Terramar to zupełnie nowy model Cupry, który zastępuje odchodzącą Atecę. To elegancki i bardzo praktyczny SUV z bagażnikiem o pojemności 490 litrów (więcej niż w Fordzie Kudze), a mimo to chętnych na zakup brakuje. Jeden z dealerów trzyma na parkingu aż 40 egzemplarzy dostępnych od ręki, podczas gdy Formentory i Leony sprzedały się do ostatniej sztuki.

Cupra Terramar - wnętrze, fot. Plichta
Cupra Terramar – wnętrze, fot. Plichta

Dlaczego tak się dzieje? Wyposażenie czy silnik nie stanowią problemu – Terramar oferuje to samo co Formentor. Główny kłopot to brak rozpoznawalności. „Wszyscy skupili się na wyprzedaży Formentora i Leona, zgodnie z komunikacją centrali w Poznaniu” – tłumaczy jeden z dealerów. Terramara nie promuje się z taką intensywnością jak te modele, choć prawdopodobnie zmieni się to na wiosnę. „Obecnie, przy ograniczonych budżetach dealerskich, trudno przebić się z ofertą”. A gdy model stanie się bardziej znany, negocjowanie korzystnej ceny może być trudniejsze. Jak wygląda sytuacja teraz?

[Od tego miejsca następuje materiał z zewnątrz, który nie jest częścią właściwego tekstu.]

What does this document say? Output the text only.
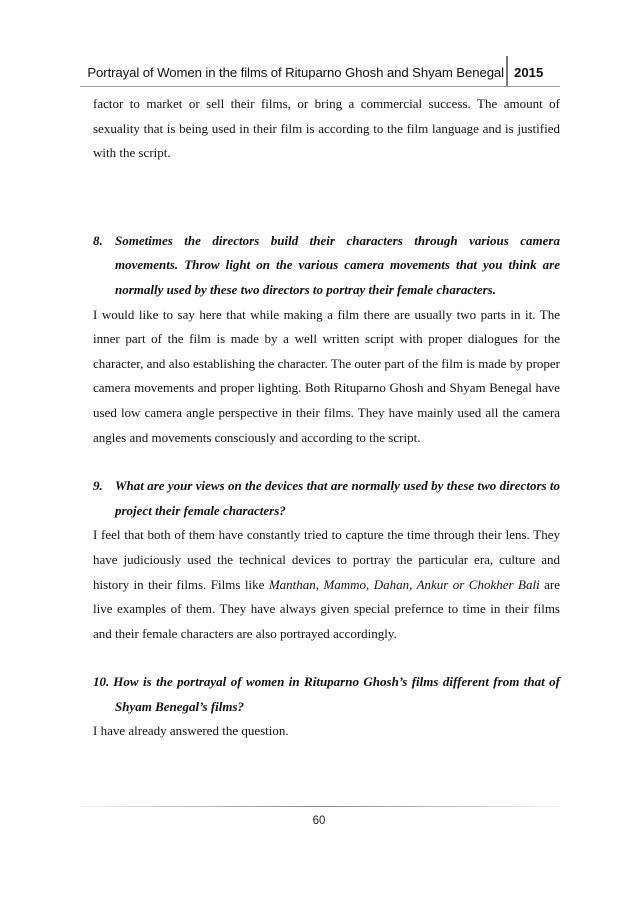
Portrayal of Women in the films of Rituparno Ghosh and Shyam Benegal 2015

factor to market or sell their films, or bring a commercial success. The amount of sexuality that is being used in their film is according to the film language and is justified with the script.

8. Sometimes the directors build their characters through various camera movements. Throw light on the various camera movements that you think are normally used by these two directors to portray their female characters.

I would like to say here that while making a film there are usually two parts in it. The inner part of the film is made by a well written script with proper dialogues for the character, and also establishing the character. The outer part of the film is made by proper camera movements and proper lighting. Both Rituparno Ghosh and Shyam Benegal have used low camera angle perspective in their films. They have mainly used all the camera angles and movements consciously and according to the script.

9. What are your views on the devices that are normally used by these two directors to project their female characters?

I feel that both of them have constantly tried to capture the time through their lens. They have judiciously used the technical devices to portray the particular era, culture and history in their films. Films like Manthan, Mammo, Dahan, Ankur or Chokher Bali are live examples of them. They have always given special prefernce to time in their films and their female characters are also portrayed accordingly.

10. How is the portrayal of women in Rituparno Ghosh’s films different from that of Shyam Benegal’s films?

I have already answered the question.

60
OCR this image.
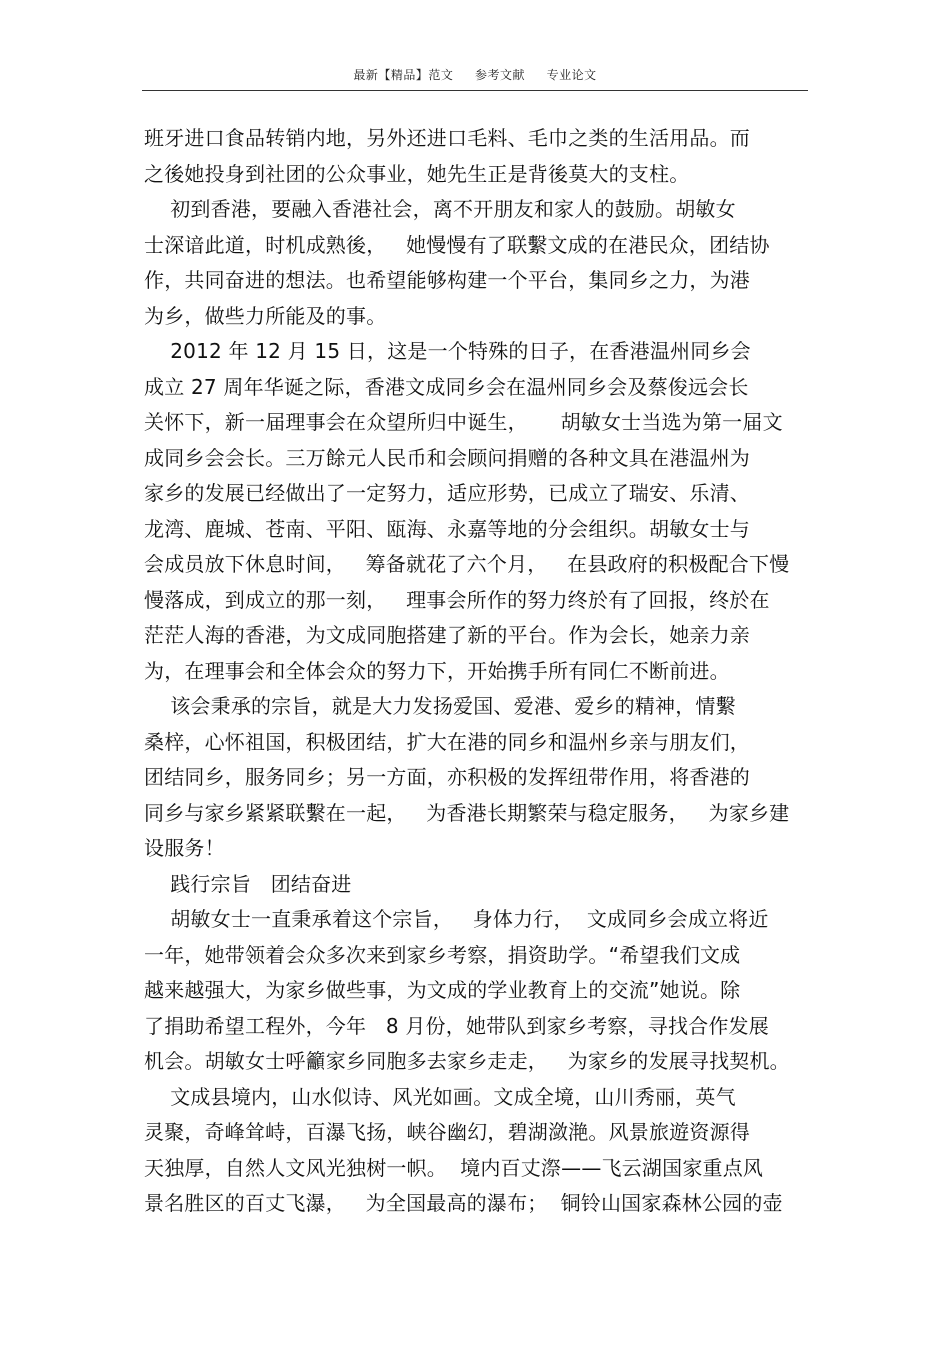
最新【精品】范文     参考文献     专业论文
班牙进口食品转销内地，另外还进口毛料、毛巾之类的生活用品。而
之後她投身到社团的公众事业，她先生正是背後莫大的支柱。
初到香港，要融入香港社会，离不开朋友和家人的鼓励。胡敏女
士深谙此道，时机成熟後，   她慢慢有了联繫文成的在港民众，团结协
作，共同奋进的想法。也希望能够构建一个平台，集同乡之力，为港
为乡，做些力所能及的事。
2012 年 12 月 15 日，这是一个特殊的日子，在香港温州同乡会
成立 27 周年华诞之际，香港文成同乡会在温州同乡会及蔡俊远会长
关怀下，新一届理事会在众望所归中诞生，     胡敏女士当选为第一届文
成同乡会会长。三万餘元人民币和会顾问捐赠的各种文具在港温州为
家乡的发展已经做出了一定努力，适应形势，已成立了瑞安、乐清、
龙湾、鹿城、苍南、平阳、瓯海、永嘉等地的分会组织。胡敏女士与
会成员放下休息时间，   筹备就花了六个月，   在县政府的积极配合下慢
慢落成，到成立的那一刻，   理事会所作的努力终於有了回报，终於在
茫茫人海的香港，为文成同胞搭建了新的平台。作为会长，她亲力亲
为，在理事会和全体会众的努力下，开始携手所有同仁不断前进。
该会秉承的宗旨，就是大力发扬爱国、爱港、爱乡的精神，情繫
桑梓，心怀祖国，积极团结，扩大在港的同乡和温州乡亲与朋友们，
团结同乡，服务同乡；另一方面，亦积极的发挥纽带作用，将香港的
同乡与家乡紧紧联繫在一起，   为香港长期繁荣与稳定服务，   为家乡建
设服务！
践行宗旨   团结奋进
胡敏女士一直秉承着这个宗旨，   身体力行，  文成同乡会成立将近
一年，她带领着会众多次来到家乡考察，捐资助学。“希望我们文成
越来越强大，为家乡做些事，为文成的学业教育上的交流”她说。除
了捐助希望工程外，今年   8 月份，她带队到家乡考察，寻找合作发展
机会。胡敏女士呼籲家乡同胞多去家乡走走，   为家乡的发展寻找契机。
文成县境内，山水似诗、风光如画。文成全境，山川秀丽，英气
灵聚，奇峰耸峙，百瀑飞扬，峡谷幽幻，碧湖潋滟。风景旅遊资源得
天独厚，自然人文风光独树一帜。  境内百丈漈——飞云湖国家重点风
景名胜区的百丈飞瀑，   为全国最高的瀑布；  铜铃山国家森林公园的壶
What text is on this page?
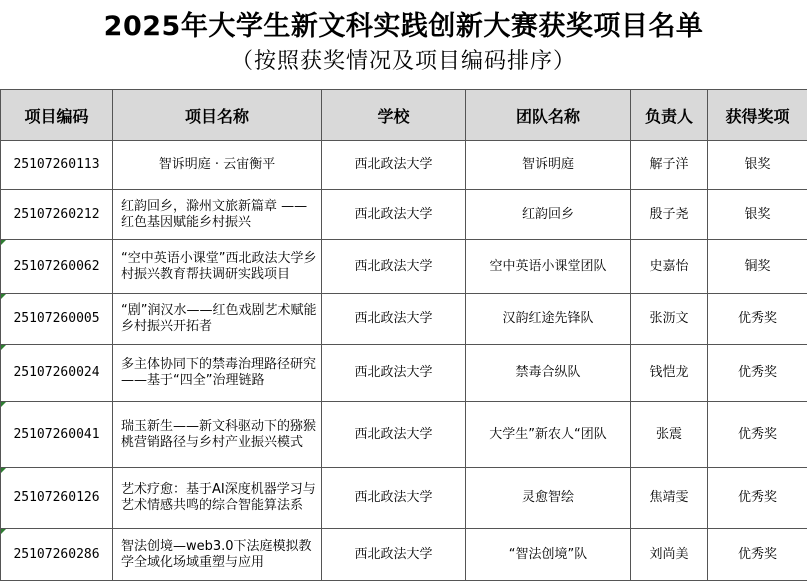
2025年大学生新文科实践创新大赛获奖项目名单
（按照获奖情况及项目编码排序）
项目编码	项目名称	学校	团队名称	负责人	获得奖项
25107260113	智诉明庭 · 云宙衡平	西北政法大学	智诉明庭	解子洋	银奖
25107260212	红韵回乡，滁州文旅新篇章 —— 红色基因赋能乡村振兴	西北政法大学	红韵回乡	殷子尧	银奖

25107260062	“空中英语小课堂”西北政法大学乡村振兴教育帮扶调研实践项目	西北政法大学	空中英语小课堂团队	史嘉怡	铜奖

25107260005	“剧”润汉水——红色戏剧艺术赋能乡村振兴开拓者	西北政法大学	汉韵红途先锋队	张沥文	优秀奖

25107260024	多主体协同下的禁毒治理路径研究——基于“四全”治理链路	西北政法大学	禁毒合纵队	钱恺龙	优秀奖

25107260041	瑞玉新生——新文科驱动下的猕猴桃营销路径与乡村产业振兴模式	西北政法大学	大学生”新农人“团队	张震	优秀奖

25107260126	艺术疗愈：基于AI深度机器学习与艺术情感共鸣的综合智能算法系	西北政法大学	灵愈智绘	焦靖雯	优秀奖

25107260286	智法创境—web3.0下法庭模拟教学全域化场域重塑与应用	西北政法大学	“智法创境”队	刘尚美	优秀奖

20 tys. zł rabatu i finansowanie 101%

Dealer z Gdańska oferuje obecnie rabat w wysokości 20 tys. zł, który można połączyć z promocyjnym finansowaniem. W efekcie cena Terramara wynosi 169 900 zł. Dotyczy to wersji z silnikiem 1.5 eTSI o mocy 150 KM, współpracującym z 7-stopniową skrzynią DSG. Średnie zużycie paliwa to około 6 litrów na 100 km. To całkowicie nowy model, zaprezentowany pod koniec 2024 roku, więc standardowo nie powinien być jeszcze objęty tak dużymi rabatami.

Cupra Terramar - przód, fot. Plichta
Cupra Terramar – przód, fot. Plichta

Co znajdziemy na pokładzie? Między innymi ekologiczną skórę w stalowym niebieskim kolorze, elektrycznie otwieraną klapę bagażnika, trzystrefową klimatyzację, aktywny tempomat i pełen zestaw systemów bezpieczeństwa. Jest też cyfrowy zestaw wskaźników oraz system multimedialny z ekranem 12,9 cala. Wyposażenie prezentuje się więc naprawdę kompletnie.

Terramar celuje w segment premium, rywalizując z takimi modelami jak Audi Q5, BMW X3 czy Mercedes GLC. Cupra jest od nich znacznie tańsza, a w kwestii praktyczności czy wyposażenia wcale im nie ustępuje. Można oczywiście wybrać mocniejszą jednostkę napędową. Jednak to oznacza wyższy wydatek – minimum 197 900 zł za wersję 2.0 TSI o mocy 204 KM. Choć jeszcze niedawno narzekałem, że nawet najmocniejszy wariant Terramara jest słabszy niż odchodząca Ateca, w przyszłości oferta ma zostać poszerzona o wersję o mocy 333 KM.

Muszę też przypomnieć, że cena elektrycznego Tavascana wkrótce też powinna zostać poważnie obniżona. W Hiszpanii zresztą już to się stało – spadła w przeliczeniu o około 50 tys. zł.